Hermione miró hacia Ursula con esa mirada larga, despegada y espía que excitaba a la mujer más joven.

-Sí -acabó diciendo Hermione-. Es curioso. Las cosas pequeñas parecen ser más sutiles para ella...

-Pero no lo son, ¿verdad? Un ratón no es para nada más sutil que un león, ¿verdad?

Hermione miró otra vez a Ursula con ese largo es­crutinio, como si estuviese siguiendo alguna línea pro­pia de pensamientos y apenas atendiese al discurso de la otra.

-No lo sé -repuso.

-Rupert, Rupert -cantó suavemente, atrayéndole a ella. El se aproximó en silencio.

-¿Son más sutiles las cosas pequeñas que las gran­des? -preguntó ella con un extraño gruñido de risa en su voz, como si le estuviese tomando el pelo con la pregunta.

-No sé -dijo él.

-Odio las sutilezas -dijo Ursula.

Hermione la miró lentamente.

-¿Es así? -dijo.

-Siempre pienso que son un signo de debilidad -dijo Ursula alzada en armas, como si estuviese ame­nazado su prestigio.

Hermione no la tomó en consideración. De repente su rostro se arrugó, su ceño se frunció con pensamien­to, pareció retorcida en un dificultoso esfuerzo de ex­presión.

-¿Piensas realmente, Rupert -preguntó como si Ursula no estuviese presente-, piensas realmente que vale la pena? ¿Piensas realmente que los niños son mejores por haber sido despertados a la conciencia?

Un relámpago oscuro cruzó el rostro de él, una furia silenciosa. Tenía las mejillas hundidas y pálidas, su rostro casi no era terrenal. La mujer le perturbaba vi­vamente con una pregunta seria y trascendental.

-No son despertados a la conciencia -dijo él-. La conciencia les llega, quieran que no.

-¿Pero crees que son mejores por verla acelerada, estimulada? ¿No sería mejor que permaneciesen incons­cientes de la avellana; no sería mejor que la conocie­sen como una totalidad, sin toda esta separación en partes, todo este conocimiento?

-¿Tú preferirías no saber que las pequeñas flores rojas están allí esperando el polen? -preguntó áspera­mente él. Su voz era brutal, burlona, cruel.

Hermione permaneció con el rostro levantado, abs­traído. El quedó irritado silenciosamente.

-No lo sé -repuso balanceándose levemente-. No lo sé.

-Pero conocer es todo para ti, es toda tu vida -in­terrumpió él.

Ella le miró lentamente.

-¿Y si lo es?

-Conocer es tu todo, ésa es tu vida... sólo tienes eso, este conocimiento -exclamó él-. Sólo hay un árbol, sólo hay un fruto en tu boca.
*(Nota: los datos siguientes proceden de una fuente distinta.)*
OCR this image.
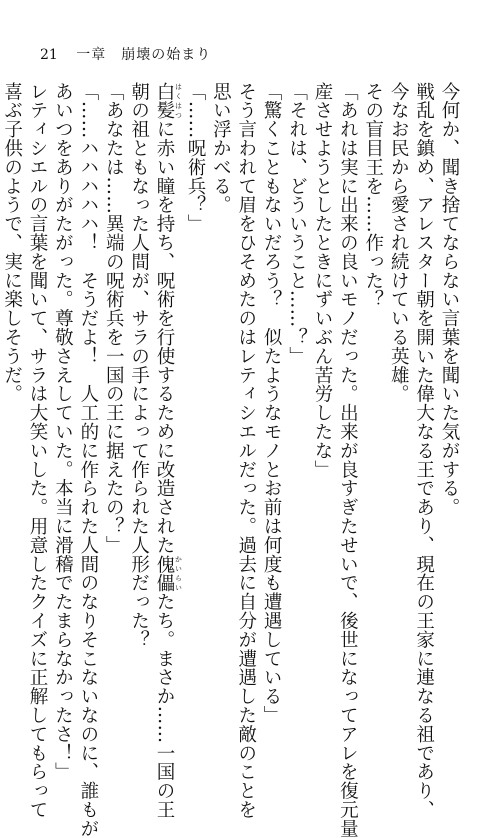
21 一章　崩壊の始まり

今何か、聞き捨てならない言葉を聞いた気がする。

戦乱を鎮め、アレスター朝を開いた偉大なる王であり、現在の王家に連なる祖であり、

今なお民から愛され続けている英雄。

その盲目王を……作った？

「あれは実に出来の良いモノだった。出来が良すぎたせいで、後世になってアレを復元量

産させようとしたときにずいぶん苦労したな」

「それは、どういうこと……？」

「驚くこともないだろう？　似たようなモノとお前は何度も遭遇している」

そう言われて眉をひそめたのはレティシエルだった。過去に自分が遭遇した敵のことを

思い浮かべる。

「……呪術兵？」

白髪 はくはつに赤い瞳を持ち、呪術を行使するために改造された傀儡 かいらいたち。まさか……一国の王

朝の祖ともなった人間が、サラの手によって作られた人形だった？

「あなたは……異端の呪術兵を一国の王に据えたの？」

「……ハハハハハ！　そうだよ！　人工的に作られた人間のなりそこないなのに、誰もが

あいつをありがたがった。尊敬さえしていた。本当に滑稽でたまらなかったさ！」

レティシエルの言葉を聞いて、サラは大笑いした。用意したクイズに正解してもらって

喜ぶ子供のようで、実に楽しそうだ。
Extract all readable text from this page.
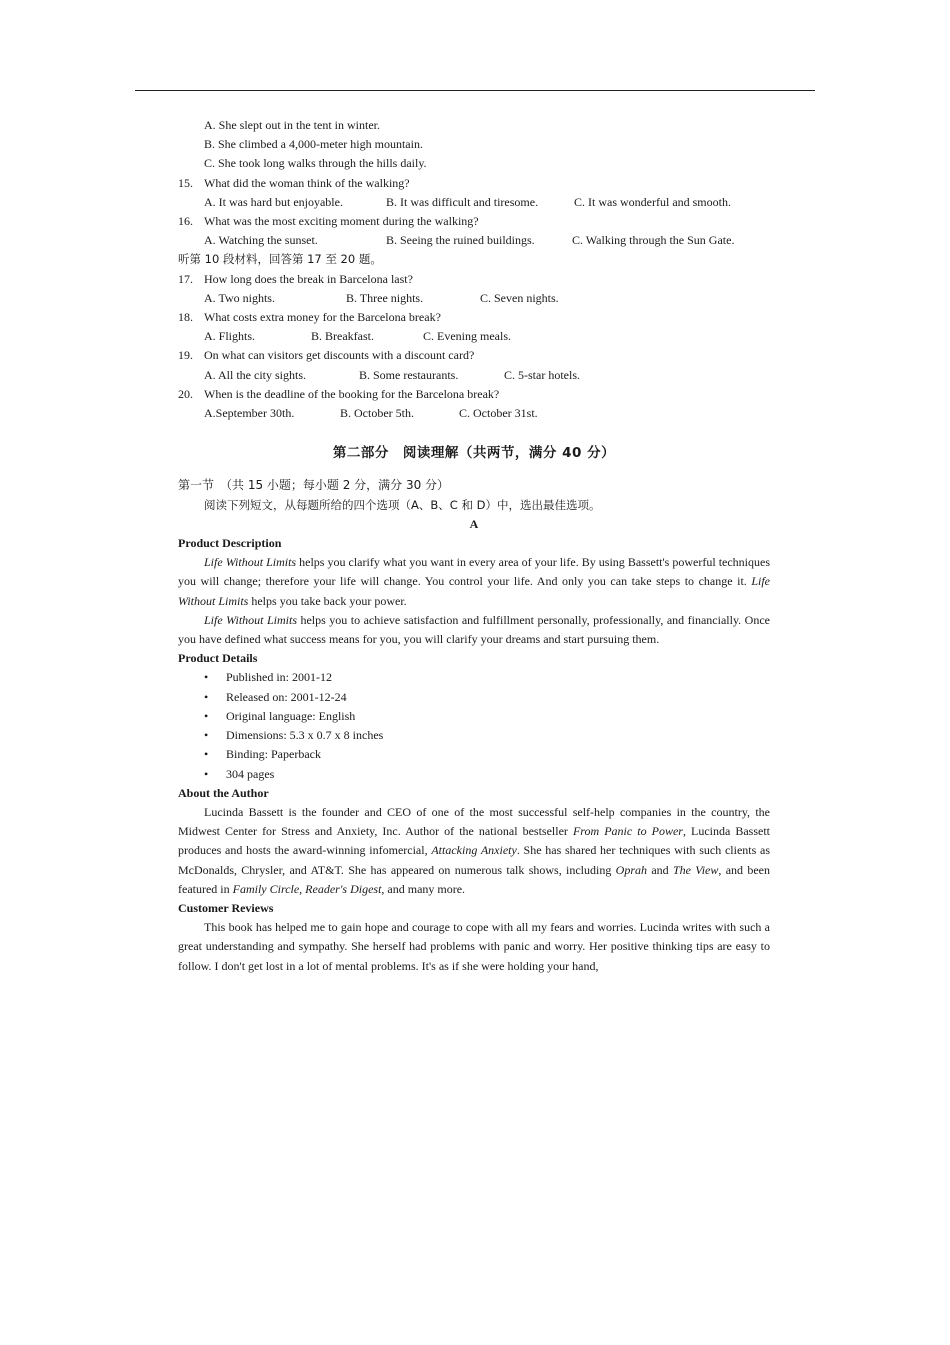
A. She slept out in the tent in winter.
B. She climbed a 4,000-meter high mountain.
C. She took long walks through the hills daily.
15. What did the woman think of the walking?
A. It was hard but enjoyable.	B. It was difficult and tiresome.	C. It was wonderful and smooth.
16. What was the most exciting moment during the walking?
A. Watching the sunset.	B. Seeing the ruined buildings.	C. Walking through the Sun Gate.
听第 10 段材料，回答第 17 至 20 题。
17. How long does the break in Barcelona last?
A. Two nights.	B. Three nights.	C. Seven nights.
18. What costs extra money for the Barcelona break?
A. Flights.	B. Breakfast.	C. Evening meals.
19. On what can visitors get discounts with a discount card?
A. All the city sights.	B. Some restaurants.	C. 5-star hotels.
20. When is the deadline of the booking for the Barcelona break?
A.September 30th.	B. October 5th.	C. October 31st.
第二部分　阅读理解（共两节，满分 40 分）
第一节　（共 15 小题；每小题 2 分，满分 30 分）
阅读下列短文，从每题所给的四个选项（A、B、C 和 D）中，选出最佳选项。
A
Product Description
Life Without Limits helps you clarify what you want in every area of your life. By using Bassett's powerful techniques you will change; therefore your life will change. You control your life. And only you can take steps to change it. Life Without Limits helps you take back your power.
Life Without Limits helps you to achieve satisfaction and fulfillment personally, professionally, and financially. Once you have defined what success means for you, you will clarify your dreams and start pursuing them.
Product Details
• Published in: 2001-12
• Released on: 2001-12-24
• Original language: English
• Dimensions: 5.3 x 0.7 x 8 inches
• Binding: Paperback
• 304 pages
About the Author
Lucinda Bassett is the founder and CEO of one of the most successful self-help companies in the country, the Midwest Center for Stress and Anxiety, Inc. Author of the national bestseller From Panic to Power, Lucinda Bassett produces and hosts the award-winning infomercial, Attacking Anxiety. She has shared her techniques with such clients as McDonalds, Chrysler, and AT&T. She has appeared on numerous talk shows, including Oprah and The View, and been featured in Family Circle, Reader's Digest, and many more.
Customer Reviews
This book has helped me to gain hope and courage to cope with all my fears and worries. Lucinda writes with such a great understanding and sympathy. She herself had problems with panic and worry. Her positive thinking tips are easy to follow. I don't get lost in a lot of mental problems. It's as if she were holding your hand,
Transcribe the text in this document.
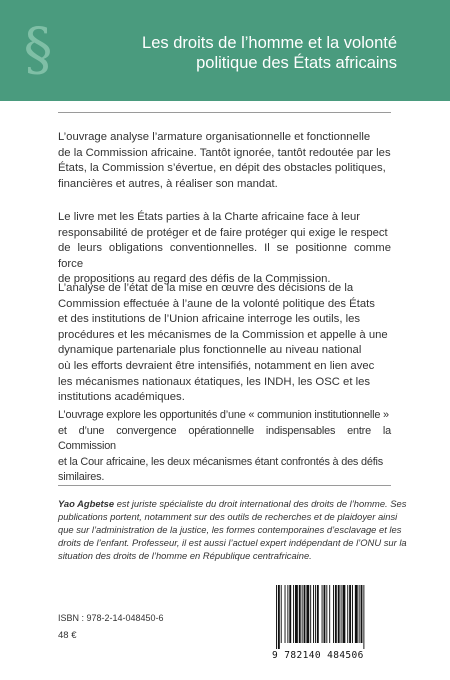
§	Les droits de l’homme et la volonté
politique des États africains
L’ouvrage analyse l’armature organisationnelle et fonctionnelle
de la Commission africaine. Tantôt ignorée, tantôt redoutée par les
États, la Commission s’évertue, en dépit des obstacles politiques,
financières et autres, à réaliser son mandat.
Le livre met les États parties à la Charte africaine face à leur
responsabilité de protéger et de faire protéger qui exige le respect
de leurs obligations conventionnelles. Il se positionne comme force
de propositions au regard des défis de la Commission.
L’analyse de l’état de la mise en œuvre des décisions de la
Commission effectuée à l’aune de la volonté politique des États
et des institutions de l’Union africaine interroge les outils, les
procédures et les mécanismes de la Commission et appelle à une
dynamique partenariale plus fonctionnelle au niveau national
où les efforts devraient être intensifiés, notamment en lien avec
les mécanismes nationaux étatiques, les INDH, les OSC et les
institutions académiques.
L’ouvrage explore les opportunités d’une « communion institutionnelle »
et d’une convergence opérationnelle indispensables entre la Commission
et la Cour africaine, les deux mécanismes étant confrontés à des défis
similaires.
Yao Agbetse est juriste spécialiste du droit international des droits de l’homme. Ses
publications portent, notamment sur des outils de recherches et de plaidoyer ainsi
que sur l’administration de la justice, les formes contemporaines d’esclavage et les
droits de l’enfant. Professeur, il est aussi l’actuel expert indépendant de l’ONU sur la
situation des droits de l’homme en République centrafricaine.
ISBN : 978-2-14-048450-6
48 €
9 782140 484506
Ella estuvo de nuevo silenciosa por algún tiempo.

-¿Tú crees? -acabó diciendo con la misma tran­quilidad imperturbable. Y luego en un tono de interro­gación irónica-: ¿Qué fruto, Rupert?

-La eterna manzana -repuso él exasperado, odian­do sus propias metáforas.

-Sí -dijo ella.

Tenía aspecto de agotamiento. Hubo silencio duran­te unos momentos. Entonces, recomponiéndose con un movimiento convulsivo, Hermione reanudó la conversa­ción con voz cantarina, despreocupada.

-Pero, dejándome aparte, Rupert, ¿piensas que los niños son mejores, más ricos y más felices con todo este conocimiento? ¿Piensas que lo son realmente? ¿Aca­so es mejor dejarlos sin tocar, espontáneos? Quizá les convendría ser animales, simples animales, rudos, vio­lentos, cualquier cosa antes que esta autoconciencia, esta incapacidad para ser espontáneos.